06/08/24

Marvin





O filme Marvin chegou-me às mãos em formato dvd. Produzido por Anne Fontaine, tem um pequeno leque de atores que tornam este filme brilhante, por atingir os píncaros da sentimentalidade. Desenrola-se na duplicidade de contar uma história de infância com a do palco de teatro na fase de adolescência e a transição para adulto. Não é uma simples história, é o retrato de uma realidade que atormenta milhares de Marvin pelo mundo fora. Diria que ali no desenrolar da ação um pouco de mim por ali vagueava naquelas palavras ditas, parece que de repente as recordações de outros tempos acordaram da hibernação. Marvin é um jovem que nasceu numa aldeia rural num agregado familiar pobre em França, onde a educação era escassa, a violência verbal era a ementa diária. A bebida, a má alimentação, a falta de trabalho organizado, ainda assim Marvin um jovem isolado conseguiu percorrer o seu caminho entre assédios explícitos sexuais tão comuns em idade escolar. 

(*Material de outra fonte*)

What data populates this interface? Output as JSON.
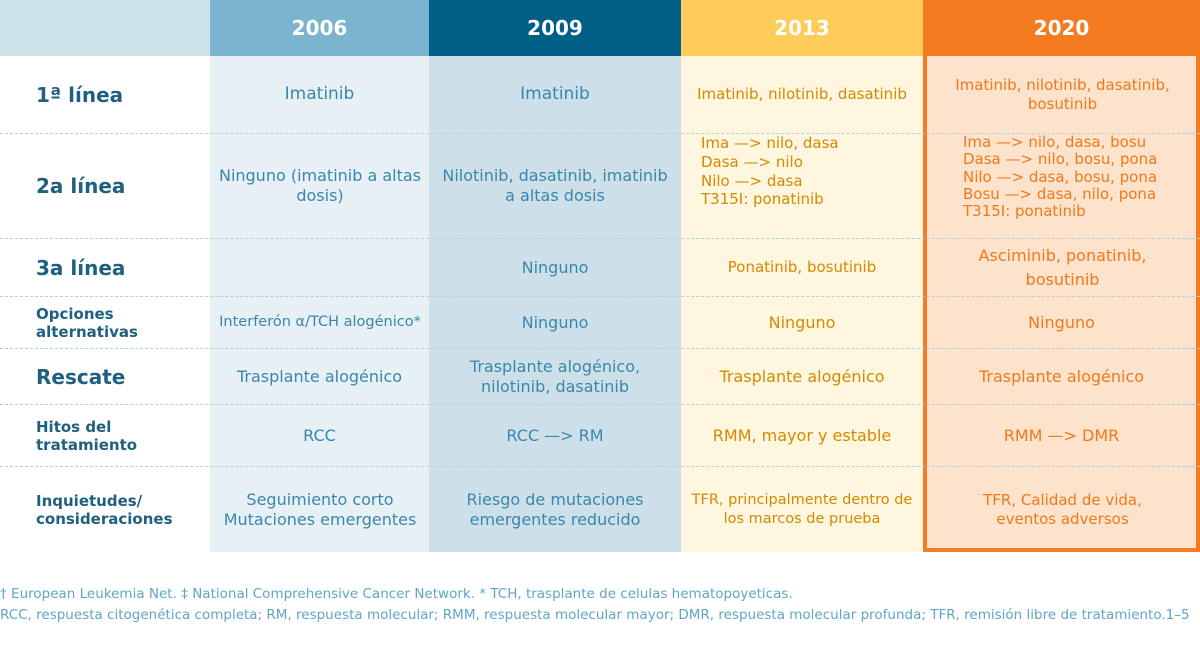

O bullying permanente tão característico desta sociedade sem um futuro organizado, não fez vacilar o seu percurso, ainda que os professores confiassem e acreditassem nas suas capacidades intelectuais. Fica-se apaixonado e ao mesmo tempo odeia-se este filme pelas recordações num passado longínquo, mas cujas consequências prevalecem ainda em muitos aspetos da minha vida atual. Para mim diria que foi um murro no estomago, caracteriza bem  numa sociedade que não respeita nem se respeita a si própria. 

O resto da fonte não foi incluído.